Ghost frogs have morphological adaptations suited to surviving on the rocks around these streams. They only come out on full moons. They are medium-sized frogs, reaching a length of 6 cm, with flat bodies, enabling them to climb inside rocky crevices. They have very large toe discs in comparison to their size, which helps to cling onto rocks. With the help of the labial teeth the tadpoles contain in their mouths, the mouthparts are modified into sucking discs, to allow them to cling to substrates, and remain still while they are feeding.

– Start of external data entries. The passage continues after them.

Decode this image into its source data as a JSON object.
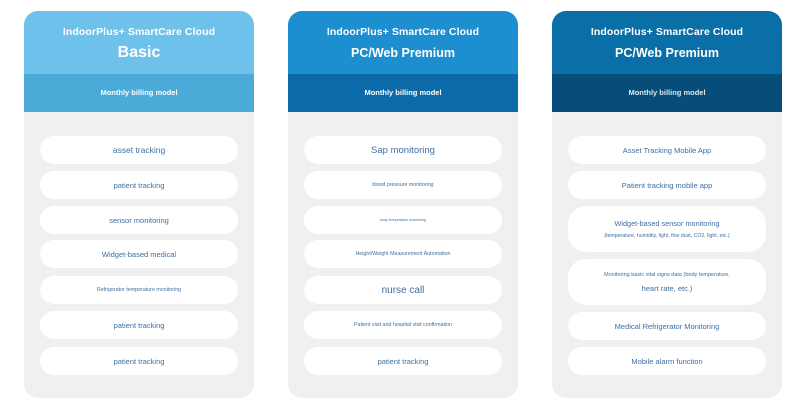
{
  "cards": [
    {
      "brand": "IndoorPlus+ SmartCare Cloud",
      "plan": "Basic",
      "billing": "Monthly billing model",
      "items": [
        {
          "text": "asset tracking"
        },
        {
          "text": "patient tracking"
        },
        {
          "text": "sensor monitoring"
        },
        {
          "text": "Widget-based medical"
        },
        {
          "text": "Refrigerator temperature monitoring"
        },
        {
          "text": "patient tracking"
        },
        {
          "text": "patient tracking"
        }
      ]
    },
    {
      "brand": "IndoorPlus+ SmartCare Cloud",
      "plan": "PC/Web Premium",
      "billing": "Monthly billing model",
      "items": [
        {
          "text": "Sap monitoring"
        },
        {
          "text": "blood pressure monitoring"
        },
        {
          "text": "body temperature monitoring"
        },
        {
          "text": "Height/Weight Measurement Automation"
        },
        {
          "text": "nurse call"
        },
        {
          "text": "Patient visit and hospital visit confirmation"
        },
        {
          "text": "patient tracking"
        }
      ]
    },
    {
      "brand": "IndoorPlus+ SmartCare Cloud",
      "plan": "PC/Web Premium",
      "billing": "Monthly billing model",
      "items": [
        {
          "text": "Asset Tracking Mobile App"
        },
        {
          "text": "Patient tracking mobile app"
        },
        {
          "text": "Widget-based sensor monitoring",
          "sub": "(temperature, humidity, light, fine dust, CO2, light, etc.)"
        },
        {
          "text": "Monitoring basic vital signs data (body temperature,",
          "sub": "heart rate, etc.)"
        },
        {
          "text": "Medical Refrigerator Monitoring"
        },
        {
          "text": "Mobile alarm function"
        }
      ]
    }
  ]
}
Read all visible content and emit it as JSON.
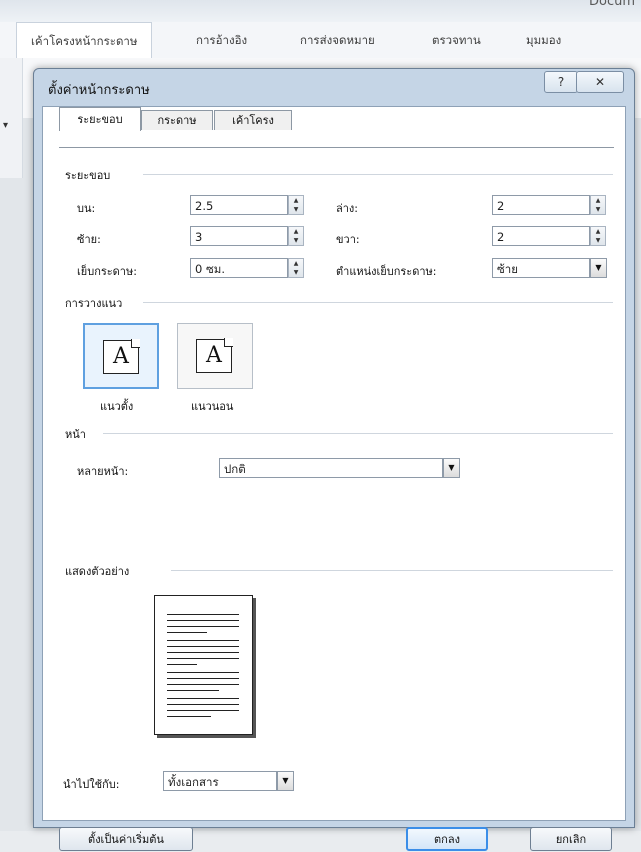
{
  "app": {
    "doc_title": "Docum"
  },
  "ribbon": {
    "tabs": [
      {
        "label": "เค้าโครงหน้ากระดาษ"
      },
      {
        "label": "การอ้างอิง"
      },
      {
        "label": "การส่งจดหมาย"
      },
      {
        "label": "ตรวจทาน"
      },
      {
        "label": "มุมมอง"
      }
    ]
  },
  "dialog": {
    "title": "ตั้งค่าหน้ากระดาษ",
    "help_label": "?",
    "close_label": "✕",
    "tabs": [
      {
        "label": "ระยะขอบ"
      },
      {
        "label": "กระดาษ"
      },
      {
        "label": "เค้าโครง"
      }
    ],
    "margins": {
      "section_label": "ระยะขอบ",
      "top_label": "บน:",
      "top_value": "2.5",
      "bottom_label": "ล่าง:",
      "bottom_value": "2",
      "left_label": "ซ้าย:",
      "left_value": "3",
      "right_label": "ขวา:",
      "right_value": "2",
      "gutter_label": "เย็บกระดาษ:",
      "gutter_value": "0 ซม.",
      "gutter_pos_label": "ตำแหน่งเย็บกระดาษ:",
      "gutter_pos_value": "ซ้าย"
    },
    "orientation": {
      "section_label": "การวางแนว",
      "portrait_label": "แนวตั้ง",
      "landscape_label": "แนวนอน",
      "glyph": "A"
    },
    "pages": {
      "section_label": "หน้า",
      "multiple_label": "หลายหน้า:",
      "multiple_value": "ปกติ"
    },
    "preview": {
      "section_label": "แสดงตัวอย่าง"
    },
    "apply": {
      "label": "นำไปใช้กับ:",
      "value": "ทั้งเอกสาร"
    },
    "buttons": {
      "default_label": "ตั้งเป็นค่าเริ่มต้น",
      "ok_label": "ตกลง",
      "cancel_label": "ยกเลิก"
    }
  }
}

==EDGE endangered species==
On January 21, 2008, Evolutionarily Distinct and Globally Endangered (EDGE) identified nature's most "weird, wonderful and endangered species", stating that "the EDGE amphibians are amongst the most remarkable and unusual species on the planet and yet an alarming 85% of the top 100 are receiving little or no conservation attention." Due to the very ancient origins and deep genetic divergence of Heleophrynidae, the Table Mountain ghost frog (Heleophryne rosei) was listed as #11 on the list.